L’enfant peut se sentir ou être assigné à occuper une place de « pseudo-parent », d’aidant vis-à-vis de son frère ou de sa sœur en situation de handicap. L’instauration d’une telle dynamique si elle est cantonnée à quelques aspects de la vie quotidienne (repas, habillage, apprentissage par exemple) peut avoir des effets bénéfiques pour les frères et sœurs à condition qu’elle soit valorisée dans la famille et qu’elle n’exclue pas le jeu et la relation d’égal à égal dans d’autres espaces (Griot, Poussin, Baltenneck, 2013).
Surdi Info : Quels conseils pour les parents?
Marion Griot :
Les frères et sœurs de personnes en situation de handicap peuvent parfois douter de l’amour parental que leurs parents leur portent. Très préoccupés par l’enfant déficient, l’organisation de son quotidien, ses rendez-vous, son avenir, etc. les parents sont parfois moins attentifs à l’enfant sans handicap. Favoriser des temps privilégiés avec chacun des enfants peut freiner le développement d’un te ressenti chez les frères et sœurs.

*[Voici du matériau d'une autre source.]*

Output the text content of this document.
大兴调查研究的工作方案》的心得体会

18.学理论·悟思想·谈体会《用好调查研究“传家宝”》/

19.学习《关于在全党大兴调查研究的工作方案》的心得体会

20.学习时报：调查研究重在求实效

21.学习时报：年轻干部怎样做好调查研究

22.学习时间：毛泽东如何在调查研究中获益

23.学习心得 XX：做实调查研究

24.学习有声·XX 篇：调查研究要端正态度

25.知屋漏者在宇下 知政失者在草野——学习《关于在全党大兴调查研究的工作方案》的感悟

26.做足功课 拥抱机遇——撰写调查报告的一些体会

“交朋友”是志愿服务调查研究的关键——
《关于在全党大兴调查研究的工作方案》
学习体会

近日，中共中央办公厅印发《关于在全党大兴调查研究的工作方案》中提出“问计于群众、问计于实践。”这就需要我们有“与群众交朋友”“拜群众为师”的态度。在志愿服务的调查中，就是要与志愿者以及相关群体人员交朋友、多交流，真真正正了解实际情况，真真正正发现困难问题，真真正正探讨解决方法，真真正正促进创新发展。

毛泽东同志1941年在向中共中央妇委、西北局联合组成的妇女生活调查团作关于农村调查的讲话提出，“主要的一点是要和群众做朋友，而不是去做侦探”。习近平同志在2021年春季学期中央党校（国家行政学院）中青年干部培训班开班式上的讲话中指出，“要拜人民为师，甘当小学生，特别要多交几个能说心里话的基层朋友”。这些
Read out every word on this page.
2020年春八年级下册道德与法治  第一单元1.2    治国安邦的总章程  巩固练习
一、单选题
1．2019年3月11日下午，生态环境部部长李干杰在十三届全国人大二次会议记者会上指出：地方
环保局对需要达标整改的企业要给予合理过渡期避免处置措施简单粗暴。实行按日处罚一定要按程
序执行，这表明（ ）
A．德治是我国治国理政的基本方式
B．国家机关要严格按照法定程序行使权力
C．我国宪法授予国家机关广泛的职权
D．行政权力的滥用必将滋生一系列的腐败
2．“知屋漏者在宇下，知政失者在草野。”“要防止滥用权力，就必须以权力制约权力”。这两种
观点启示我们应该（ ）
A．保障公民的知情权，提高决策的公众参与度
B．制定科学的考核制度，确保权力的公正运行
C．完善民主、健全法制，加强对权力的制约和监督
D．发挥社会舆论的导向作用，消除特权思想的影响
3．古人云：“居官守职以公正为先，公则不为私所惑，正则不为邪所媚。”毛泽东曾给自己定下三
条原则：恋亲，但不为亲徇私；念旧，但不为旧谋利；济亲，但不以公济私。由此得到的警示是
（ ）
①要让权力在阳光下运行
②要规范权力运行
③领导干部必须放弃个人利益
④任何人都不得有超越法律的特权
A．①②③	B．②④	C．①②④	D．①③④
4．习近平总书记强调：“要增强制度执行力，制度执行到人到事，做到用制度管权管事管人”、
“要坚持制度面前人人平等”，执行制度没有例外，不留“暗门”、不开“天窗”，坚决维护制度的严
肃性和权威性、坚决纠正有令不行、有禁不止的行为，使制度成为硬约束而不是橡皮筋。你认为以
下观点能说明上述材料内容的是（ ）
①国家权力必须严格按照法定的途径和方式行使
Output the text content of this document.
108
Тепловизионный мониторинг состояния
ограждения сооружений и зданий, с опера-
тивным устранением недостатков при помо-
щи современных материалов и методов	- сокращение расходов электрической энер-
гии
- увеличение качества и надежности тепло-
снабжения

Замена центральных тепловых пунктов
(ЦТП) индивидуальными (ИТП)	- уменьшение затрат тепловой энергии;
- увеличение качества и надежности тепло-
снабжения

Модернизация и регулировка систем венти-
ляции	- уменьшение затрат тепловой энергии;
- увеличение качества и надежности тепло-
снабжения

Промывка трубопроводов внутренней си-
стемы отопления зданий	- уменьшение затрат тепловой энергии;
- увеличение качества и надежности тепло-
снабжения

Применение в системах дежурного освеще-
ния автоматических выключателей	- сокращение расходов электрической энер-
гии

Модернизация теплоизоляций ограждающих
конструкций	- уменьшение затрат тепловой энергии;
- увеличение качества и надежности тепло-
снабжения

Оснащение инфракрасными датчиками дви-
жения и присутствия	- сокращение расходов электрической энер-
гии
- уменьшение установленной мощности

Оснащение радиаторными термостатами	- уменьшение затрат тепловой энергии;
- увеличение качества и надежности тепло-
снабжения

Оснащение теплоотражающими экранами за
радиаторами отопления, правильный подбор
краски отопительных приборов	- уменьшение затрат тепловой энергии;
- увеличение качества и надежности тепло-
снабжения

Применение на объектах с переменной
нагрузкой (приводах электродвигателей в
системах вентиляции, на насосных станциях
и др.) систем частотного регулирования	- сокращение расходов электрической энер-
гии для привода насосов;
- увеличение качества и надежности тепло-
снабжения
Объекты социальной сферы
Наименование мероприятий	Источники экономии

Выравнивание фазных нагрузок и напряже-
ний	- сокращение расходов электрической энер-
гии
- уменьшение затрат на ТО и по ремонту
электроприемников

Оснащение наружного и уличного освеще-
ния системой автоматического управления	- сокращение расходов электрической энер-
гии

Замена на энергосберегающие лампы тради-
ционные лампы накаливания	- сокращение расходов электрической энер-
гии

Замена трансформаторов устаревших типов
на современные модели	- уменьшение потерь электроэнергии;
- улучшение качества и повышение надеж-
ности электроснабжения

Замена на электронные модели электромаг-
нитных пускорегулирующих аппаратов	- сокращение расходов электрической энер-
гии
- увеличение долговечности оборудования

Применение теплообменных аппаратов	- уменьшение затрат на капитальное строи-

Réfreiner son agressivité envers ce frère ou cette sœurs qui prend tant de place, ne pas rajouter de chagrin à leurs parents fragilisés, assurer un soutien (souvent valorisé dans la famille) auprès du frère ou de sa sœur handicapée sont de lourdes charges pour un enfant. Etre attentif à proposer des temps de parole individuel ou en groupe pour ces enfants peut être intéressant des ces situations.
D’autre part, comme le mentionne Régine Scelles (2010) : laisser la porte de la chambre des enfants fermée afin qu’une relation fraternelle, indépendante du lien qui unit les enfants à leurs parents puissent se tisser est également à soutenir. Les conflits pourront émerger mais avec eux, une proximité et une relation fraternelle digne de ce nom !
Surdi Info : Quand l'enfant est sourd comment faciliter la communication entre frères et sœurs ?
Marion Griot :
La présence du handicap dans la famille a un impact sur chacun des membres du système familial et sur les interactions entretenues à l’intérieur comme avec l’extérieur. Les frères et sœurs peuvent se demander en quoi ils sont suffisamment semblables à cet autre si différent pour former un sous-système fraternel suffisamment homogène. Dans le cas de la déficience intellectuelle, la distance et l’écart entre frères et sœurs se creusent par le manque d’activités et d’intérêts communs. Dans le cas de la surdité, c’est la communication qui va être rendue difficile de prime abord.
Cependant, il n’est pas rare de voir apparaître dans les fratries des langages que seuls les enfants peuvent comprendre. Cela apparaît encore plus fréquemment dans les fratries gémellaires. Ces codes qui les isolent des parents, renforcent leur sentiment d’appartenir à un groupe fratrie. Par le jeu, les mimiques, le langage corporel auquel les enfants sont à la fois sensibles et très réceptifs, la communication passe. Ainsi, dans le cas de la surdité, la communication entre les enfants peut être facilitée par leur capacité à communiquer autrement que par le langage oral.
Cependant, il conviendra de rester attentif à ce que cette manière singulière de communiquer ne les isole pas des autres (famille élargie, pairs, etc). Le diagnostic de surdité qui va être posé sur un enfant va avoir un impact sur tous les membres du système familial. Les relations en son sein en seront modifiées.